Biddle was later promoted to corporal. In addition to the Medal of Honor, he also received the Bronze Star and Purple Heart.

== Later years and personal life ==
On December 1, 1946, Biddle married his childhood sweetheart, Leona Elsie Allen. The couple had two daughters, Elissa and Marsha.

After leaving the military, Biddle returned to Indiana and worked for the Department of Veterans Affairs. He helped distribute loans and benefits to veterans for 26 years until his retirement. He also served on the Anderson City Council.

Biddle rarely spoke of his Medal of Honor action. He gave occasional interviews and appeared at events honoring veterans but preferred to lead a more private life. He was an avid golfer and a member of the local Veterans of Foreign Wars post.

Biddle died of congestive heart failure on December 16, 2010, at Saint John's Medical Center in Anderson following a sudden illness. Aged 87 at his death, he is buried in Anderson's Memorial Park Cemetery on December 20. Biddle's family requested that his funeral be free of military observances for their beliefs as Jehovah's Witnesses. His death date was the 66th anniversary of the start of the Battle of the Bulge, in which he earned the Medal of Honor, and he was Indiana's last surviving Medal of Honor recipient from World War II.
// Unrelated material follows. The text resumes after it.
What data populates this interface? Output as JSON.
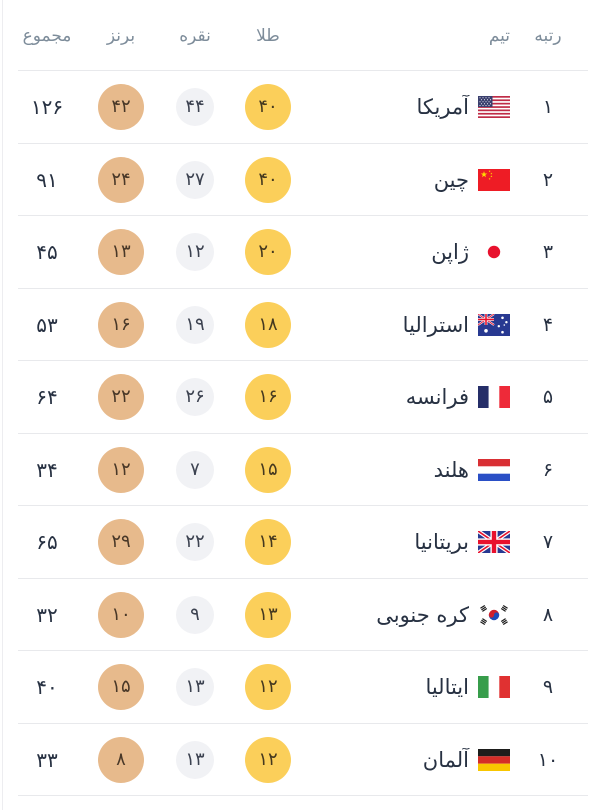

==Medal of Honor citation==
Biddle's official Medal of Honor citation reads:

He displayed conspicuous gallantry and intrepidity in action against the enemy near Soy, Belgium, on 23 and 24 December 1944. Serving as lead scout during an attack to relieve the enemy-encircled town of Hotton, he aggressively penetrated a densely wooded area, advanced 400 yards until he came within range of intense enemy rifle fire, and within 20 yards of enemy positions killed 3 snipers with unerring marksmanship. Courageously continuing his advance an additional 200 yards, he discovered a hostile machine-gun position and dispatched its 2 occupants. He then located the approximate position of a well-concealed enemy machine-gun nest, and crawling forward threw hand grenades which killed two Germans and fatally wounded a third. After signaling his company to advance, he entered a determined line of enemy defense, coolly and deliberately shifted his position, and shot 3 more enemy soldiers. Undaunted by enemy fire, he crawled within 20 yards of a machine-gun nest, tossed his last hand grenade into the position, and after the explosion charged the emplacement firing his rifle. When night fell, he scouted enemy positions alone for several hours and returned with valuable information which enabled our attacking infantry and armor to knock out 2 enemy tanks. At daybreak he again led the advance and, when flanking elements were pinned down by enemy fire, without hesitation made his way toward a hostile machine-gun position and from a distance of 50 yards killed the crew and 2 supporting riflemen. The remainder of the enemy, finding themselves without automatic weapon support, fled panic stricken. Pfc. Biddle's intrepid courage and superb daring during his 20-hour action enabled his battalion to break the enemy grasp on Hotton with a minimum of casualties.